Quest’anno, poi, mi pare si sia accesa di strane e un po’ surreali luci.
I grandi fuochi, si sa, talvolta scaturiscono da piccole fiammelle che attecchiscono qua e là e si propagano.
Ma andiamo con ordine.
Qualche giorno fa, proprio il 25 aprile, guidavo sull’autostrada verso Monza – un allenamento festivo con i miei ragazzi – la radio accompagnava di sottofondo i miei pensieri.
Poi, ecco….. una voce rauca, calda, armoniosa  interrompeva le riflessioni e, con forza, si propagava nell’abitacolo.
Sandro Lombardi, insigne artista teatrale, leggeva una lettera che un partigiano aveva inviato alla compagna prima di essere fucilato.
Un tributo RAI al 25 Aprile.
Quant’è magico il potere della recitazione!
Uomini, donne, movimenti, emozioni, sofferenze, rivivevano in un linguaggio un poco lontano dall’attuale, eppure vivido e pulsante. Valori che oggi, nel fango quotidiano, non ritrovo, venivano elevati a vessillo, per la cui difesa valeva l’estremo sacrificio.
Guidavo e le note di quella voce mi rendevano arduo il deglutir saliva.
Dicevo della fiammella che contagia e divampa.
Quella voce, quelle parole mi hanno evocato altre memorie e, appena a casa, sono andato a ricercare un trafiletto di giornale letto alcuni giorni prima.
Era ricorso il centenario della nascita del grande Giorgio Caproni, poeta contemporaneo e, per l’occasione, era stato pubblicato pubblicato un suo articolo su “Pinocchio”.
L’articolo, che qui riporto integralmente per riguardo al Poeta, mi aveva colpito per l’eleganza della forma, la profondità e la grande attualità dei contenuti:

IL “MIO” PINOCCHIO VISTO CON GLI OCCHI DELLA SOLA LETTURAGiorgio Caproni

Da ragazzo ero un lettore appassionato di Pinocchio. Me lo “vedevo” così vivo e vero davanti a me, da considerarlo come un mio compagno in carne e ossa: come Walter, come Diego, come mio fratello Piero. Provai una maledetta delusione – anche sdegno – quando mi regalarono un’edizione illustrata. Eppure, le “figure” erano del Chiostri.
Ma come “non aveva capito nulla”, quel pittore, di Pinocchio! Tale era il mio parere di allora.
Fossero state di Leonardo, quelle illustrazioni, avrei pensato la stessa cosa.
E’ che allora i bambini sapevano leggere.
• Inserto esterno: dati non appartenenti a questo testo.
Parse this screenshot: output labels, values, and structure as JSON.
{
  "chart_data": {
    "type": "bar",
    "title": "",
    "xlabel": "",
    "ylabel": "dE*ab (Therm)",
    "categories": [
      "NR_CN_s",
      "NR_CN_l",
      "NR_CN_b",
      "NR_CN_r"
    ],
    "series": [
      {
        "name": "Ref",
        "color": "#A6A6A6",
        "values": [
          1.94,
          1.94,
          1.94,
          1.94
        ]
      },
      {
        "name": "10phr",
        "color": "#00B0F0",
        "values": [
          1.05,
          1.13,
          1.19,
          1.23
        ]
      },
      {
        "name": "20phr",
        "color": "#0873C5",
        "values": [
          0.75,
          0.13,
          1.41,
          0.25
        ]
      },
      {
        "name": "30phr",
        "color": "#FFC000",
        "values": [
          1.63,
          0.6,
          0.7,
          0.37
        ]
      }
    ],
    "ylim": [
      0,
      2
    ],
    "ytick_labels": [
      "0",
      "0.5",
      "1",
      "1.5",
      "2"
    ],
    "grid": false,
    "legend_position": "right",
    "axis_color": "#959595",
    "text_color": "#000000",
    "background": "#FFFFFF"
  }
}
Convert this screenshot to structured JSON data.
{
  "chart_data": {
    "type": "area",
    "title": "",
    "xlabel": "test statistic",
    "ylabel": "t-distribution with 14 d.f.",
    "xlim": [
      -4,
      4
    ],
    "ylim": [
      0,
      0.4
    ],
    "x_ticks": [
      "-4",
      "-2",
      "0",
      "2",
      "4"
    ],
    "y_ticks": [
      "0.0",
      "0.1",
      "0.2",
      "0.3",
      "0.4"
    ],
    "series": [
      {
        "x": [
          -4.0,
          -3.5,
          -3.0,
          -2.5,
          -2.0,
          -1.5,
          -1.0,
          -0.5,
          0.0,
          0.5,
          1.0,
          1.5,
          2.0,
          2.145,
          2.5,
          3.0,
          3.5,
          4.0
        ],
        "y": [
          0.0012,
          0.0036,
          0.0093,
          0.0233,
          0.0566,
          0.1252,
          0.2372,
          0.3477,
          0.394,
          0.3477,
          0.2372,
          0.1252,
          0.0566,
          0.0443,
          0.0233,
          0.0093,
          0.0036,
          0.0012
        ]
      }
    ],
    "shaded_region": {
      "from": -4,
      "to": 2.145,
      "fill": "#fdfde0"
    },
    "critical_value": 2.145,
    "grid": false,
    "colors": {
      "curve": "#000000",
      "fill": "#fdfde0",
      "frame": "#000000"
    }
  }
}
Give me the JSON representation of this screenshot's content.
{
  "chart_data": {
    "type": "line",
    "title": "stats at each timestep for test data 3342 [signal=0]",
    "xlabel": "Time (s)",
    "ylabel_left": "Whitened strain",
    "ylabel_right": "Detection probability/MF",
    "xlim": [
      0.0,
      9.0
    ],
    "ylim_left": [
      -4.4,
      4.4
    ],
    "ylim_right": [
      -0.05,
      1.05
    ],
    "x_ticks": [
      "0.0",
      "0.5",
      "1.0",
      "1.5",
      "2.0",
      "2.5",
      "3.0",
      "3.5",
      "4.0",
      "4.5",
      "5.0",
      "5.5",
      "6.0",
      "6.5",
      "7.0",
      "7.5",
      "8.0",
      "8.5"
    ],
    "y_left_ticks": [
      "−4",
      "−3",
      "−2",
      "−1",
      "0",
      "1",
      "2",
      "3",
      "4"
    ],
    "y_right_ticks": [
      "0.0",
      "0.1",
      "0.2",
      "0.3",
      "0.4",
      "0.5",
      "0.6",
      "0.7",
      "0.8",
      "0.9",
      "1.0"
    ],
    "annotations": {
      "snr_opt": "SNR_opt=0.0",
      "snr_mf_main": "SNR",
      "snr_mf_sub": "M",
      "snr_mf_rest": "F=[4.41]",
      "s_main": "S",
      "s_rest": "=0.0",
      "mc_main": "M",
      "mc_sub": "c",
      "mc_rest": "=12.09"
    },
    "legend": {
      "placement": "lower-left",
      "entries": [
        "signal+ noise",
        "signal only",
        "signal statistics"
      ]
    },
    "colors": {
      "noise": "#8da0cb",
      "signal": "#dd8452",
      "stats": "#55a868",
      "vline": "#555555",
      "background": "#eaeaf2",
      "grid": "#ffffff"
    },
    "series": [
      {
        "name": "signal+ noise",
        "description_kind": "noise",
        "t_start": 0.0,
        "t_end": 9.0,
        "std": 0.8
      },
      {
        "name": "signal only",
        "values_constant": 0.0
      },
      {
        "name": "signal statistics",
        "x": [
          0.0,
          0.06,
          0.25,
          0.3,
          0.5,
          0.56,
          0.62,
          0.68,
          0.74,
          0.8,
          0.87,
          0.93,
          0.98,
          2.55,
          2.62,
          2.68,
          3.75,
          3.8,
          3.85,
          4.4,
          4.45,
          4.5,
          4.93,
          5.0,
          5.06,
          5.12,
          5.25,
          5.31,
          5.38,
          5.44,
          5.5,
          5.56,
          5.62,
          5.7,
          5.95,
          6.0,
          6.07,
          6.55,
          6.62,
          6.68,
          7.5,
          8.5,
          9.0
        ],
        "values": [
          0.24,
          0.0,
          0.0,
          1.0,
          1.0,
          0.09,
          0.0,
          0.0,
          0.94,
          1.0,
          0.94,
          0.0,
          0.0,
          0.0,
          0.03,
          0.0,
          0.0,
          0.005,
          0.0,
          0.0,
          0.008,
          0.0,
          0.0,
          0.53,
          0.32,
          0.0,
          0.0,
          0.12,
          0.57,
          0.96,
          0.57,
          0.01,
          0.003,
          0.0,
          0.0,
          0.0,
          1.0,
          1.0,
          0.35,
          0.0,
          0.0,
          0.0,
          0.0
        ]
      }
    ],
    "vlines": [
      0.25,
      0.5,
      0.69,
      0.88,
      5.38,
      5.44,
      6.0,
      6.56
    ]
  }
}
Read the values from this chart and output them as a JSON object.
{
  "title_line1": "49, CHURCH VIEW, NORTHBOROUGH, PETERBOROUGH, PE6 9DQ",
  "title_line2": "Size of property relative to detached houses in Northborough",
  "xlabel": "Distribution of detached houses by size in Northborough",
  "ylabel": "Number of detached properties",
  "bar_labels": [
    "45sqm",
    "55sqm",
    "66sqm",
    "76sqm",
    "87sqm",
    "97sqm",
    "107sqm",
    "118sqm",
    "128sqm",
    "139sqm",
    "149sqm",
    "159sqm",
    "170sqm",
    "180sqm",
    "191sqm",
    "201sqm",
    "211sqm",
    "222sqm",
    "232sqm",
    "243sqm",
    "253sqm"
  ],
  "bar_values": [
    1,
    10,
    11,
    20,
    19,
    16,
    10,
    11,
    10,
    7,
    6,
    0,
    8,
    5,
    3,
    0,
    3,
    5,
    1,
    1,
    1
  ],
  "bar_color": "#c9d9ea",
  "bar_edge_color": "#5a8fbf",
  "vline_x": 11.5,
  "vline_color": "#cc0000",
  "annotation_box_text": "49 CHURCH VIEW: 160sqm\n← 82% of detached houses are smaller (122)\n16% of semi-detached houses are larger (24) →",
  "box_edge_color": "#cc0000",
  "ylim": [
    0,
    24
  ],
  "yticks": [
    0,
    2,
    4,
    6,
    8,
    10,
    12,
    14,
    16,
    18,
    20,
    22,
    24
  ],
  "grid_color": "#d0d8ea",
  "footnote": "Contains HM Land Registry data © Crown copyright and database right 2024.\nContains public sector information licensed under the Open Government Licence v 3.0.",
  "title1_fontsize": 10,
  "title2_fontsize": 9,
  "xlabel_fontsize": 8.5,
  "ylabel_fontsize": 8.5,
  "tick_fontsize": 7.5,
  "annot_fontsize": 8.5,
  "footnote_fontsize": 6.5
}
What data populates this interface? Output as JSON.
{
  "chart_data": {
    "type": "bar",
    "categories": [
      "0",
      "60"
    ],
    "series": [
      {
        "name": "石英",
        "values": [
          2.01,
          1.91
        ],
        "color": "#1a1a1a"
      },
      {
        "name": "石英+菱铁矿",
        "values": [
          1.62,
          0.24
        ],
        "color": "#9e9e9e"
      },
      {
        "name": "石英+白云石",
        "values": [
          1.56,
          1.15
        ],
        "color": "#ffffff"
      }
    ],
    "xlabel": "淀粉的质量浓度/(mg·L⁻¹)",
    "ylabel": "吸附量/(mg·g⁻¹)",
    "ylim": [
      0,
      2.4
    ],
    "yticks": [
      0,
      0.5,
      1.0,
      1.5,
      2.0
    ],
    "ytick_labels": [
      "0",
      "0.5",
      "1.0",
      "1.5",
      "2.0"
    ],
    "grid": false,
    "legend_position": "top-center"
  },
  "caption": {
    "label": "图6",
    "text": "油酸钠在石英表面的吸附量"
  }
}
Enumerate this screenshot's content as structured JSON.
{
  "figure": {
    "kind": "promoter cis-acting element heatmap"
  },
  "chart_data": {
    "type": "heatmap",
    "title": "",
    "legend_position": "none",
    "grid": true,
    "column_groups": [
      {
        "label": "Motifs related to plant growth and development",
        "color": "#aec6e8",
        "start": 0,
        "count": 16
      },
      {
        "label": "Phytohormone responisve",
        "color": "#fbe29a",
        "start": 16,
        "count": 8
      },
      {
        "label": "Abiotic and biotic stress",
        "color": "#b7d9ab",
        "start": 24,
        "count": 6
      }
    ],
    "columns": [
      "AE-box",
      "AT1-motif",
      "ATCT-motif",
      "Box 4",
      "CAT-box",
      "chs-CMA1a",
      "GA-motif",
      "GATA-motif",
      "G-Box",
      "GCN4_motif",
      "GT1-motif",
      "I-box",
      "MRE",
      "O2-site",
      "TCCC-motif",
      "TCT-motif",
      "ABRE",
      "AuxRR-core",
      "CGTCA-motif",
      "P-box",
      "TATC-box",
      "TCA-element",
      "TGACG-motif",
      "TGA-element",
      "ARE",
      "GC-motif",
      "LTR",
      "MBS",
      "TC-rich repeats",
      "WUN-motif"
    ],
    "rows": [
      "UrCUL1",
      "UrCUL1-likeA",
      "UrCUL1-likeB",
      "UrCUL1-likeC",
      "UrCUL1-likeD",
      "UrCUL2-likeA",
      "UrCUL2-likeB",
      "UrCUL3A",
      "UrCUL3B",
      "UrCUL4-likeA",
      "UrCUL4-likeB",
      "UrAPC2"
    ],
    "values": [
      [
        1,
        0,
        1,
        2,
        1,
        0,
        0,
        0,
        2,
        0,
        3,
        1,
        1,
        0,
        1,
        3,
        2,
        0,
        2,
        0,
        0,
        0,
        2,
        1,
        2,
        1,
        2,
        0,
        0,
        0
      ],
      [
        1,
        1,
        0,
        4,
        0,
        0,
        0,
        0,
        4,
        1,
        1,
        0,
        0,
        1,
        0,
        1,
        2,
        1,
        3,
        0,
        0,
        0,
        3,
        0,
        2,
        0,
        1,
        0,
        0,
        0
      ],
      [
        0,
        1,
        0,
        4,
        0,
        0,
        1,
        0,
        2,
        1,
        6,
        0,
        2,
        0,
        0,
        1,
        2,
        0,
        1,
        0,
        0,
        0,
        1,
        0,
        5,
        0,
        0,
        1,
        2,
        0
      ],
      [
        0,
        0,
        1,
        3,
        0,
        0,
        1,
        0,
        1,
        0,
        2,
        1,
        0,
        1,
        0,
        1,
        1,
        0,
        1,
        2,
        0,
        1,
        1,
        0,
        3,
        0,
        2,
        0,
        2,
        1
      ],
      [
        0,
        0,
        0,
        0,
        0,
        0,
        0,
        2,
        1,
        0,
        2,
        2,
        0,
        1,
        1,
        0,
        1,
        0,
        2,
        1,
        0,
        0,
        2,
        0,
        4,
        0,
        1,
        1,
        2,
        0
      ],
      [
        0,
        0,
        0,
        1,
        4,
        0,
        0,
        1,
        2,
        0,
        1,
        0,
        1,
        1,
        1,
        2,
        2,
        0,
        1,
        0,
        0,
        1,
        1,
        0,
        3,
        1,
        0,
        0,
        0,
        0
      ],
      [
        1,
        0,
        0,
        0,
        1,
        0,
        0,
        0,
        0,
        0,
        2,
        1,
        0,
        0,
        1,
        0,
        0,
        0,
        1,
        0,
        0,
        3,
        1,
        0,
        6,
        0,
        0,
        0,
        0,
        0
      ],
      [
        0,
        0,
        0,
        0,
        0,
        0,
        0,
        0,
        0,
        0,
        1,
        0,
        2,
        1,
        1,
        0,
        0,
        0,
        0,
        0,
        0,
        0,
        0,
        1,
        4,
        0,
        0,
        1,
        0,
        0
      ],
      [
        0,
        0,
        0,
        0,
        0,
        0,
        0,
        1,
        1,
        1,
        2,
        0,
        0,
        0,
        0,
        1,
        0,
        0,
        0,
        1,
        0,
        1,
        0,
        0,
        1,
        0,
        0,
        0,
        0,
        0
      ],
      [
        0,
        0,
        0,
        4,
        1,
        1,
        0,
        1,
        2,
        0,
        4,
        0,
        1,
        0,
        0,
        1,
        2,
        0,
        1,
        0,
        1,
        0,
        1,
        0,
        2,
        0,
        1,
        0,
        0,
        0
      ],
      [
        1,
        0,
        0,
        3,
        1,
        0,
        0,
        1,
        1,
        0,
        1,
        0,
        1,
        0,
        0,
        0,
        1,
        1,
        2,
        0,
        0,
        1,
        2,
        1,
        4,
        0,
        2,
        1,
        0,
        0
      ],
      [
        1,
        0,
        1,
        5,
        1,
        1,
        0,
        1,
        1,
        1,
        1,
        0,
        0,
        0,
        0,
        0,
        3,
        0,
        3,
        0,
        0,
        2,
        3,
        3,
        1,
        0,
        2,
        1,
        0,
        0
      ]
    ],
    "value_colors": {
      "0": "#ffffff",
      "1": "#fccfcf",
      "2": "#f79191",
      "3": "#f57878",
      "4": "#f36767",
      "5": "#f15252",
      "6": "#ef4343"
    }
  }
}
Avevano immaginazione, e riuscivano a “vedere”, anzi a inventare le cose che leggevano, a farsene un’idea concreta, proprio perché tutta personale, diversa forse dall’altra idea che s’era fatto il compagno.
Erano liberi, e la scrittura (diciamo pure la poesia, prosa o versi che fossero) rispettava, anzi fomentava tale loro libertà.
Oggi la parola scritta, da sola, ai bambini – e non soltanto ai bambini, ma anche a quella massa meno evoluta e meno educata che forma la maggioranza – suscita ben pallidi fantasmi, se proprio non vogliamo dire che non suscita più nulla.
Al Pinocchio scritto, che lasciava libero Pierino d’immaginarselo così e Serafino d’immaginarselo cosà, preferiscono il Pinocchio filmato, cioè l’immagine bell’e fatta – eguale per tutti come la Legge -, col risultato che a furia d’abituarsi a immagini bell’e fatte pochi ragazzi d’oggi – e non soltanto ragazzi – provano il gusto della lettura. Non riescono più a vedere, a immaginare. O stentano molto. Faticano.
E’ un bene, è un male? E’ la fine della parola scritta e il trionfo dell’immagine come unico mezzo di espressione e di comunicazione, giacchè anche il giornale tende a farsi visivo? La gente, oggi, vuol vedere, si dice, chiede immagini. E dunque le immagini saranno le giustiziere dell’immaginazione, retaggio d’un’età infantile? E poetica?
La crisi del libro chissà che non abbia le radici qui.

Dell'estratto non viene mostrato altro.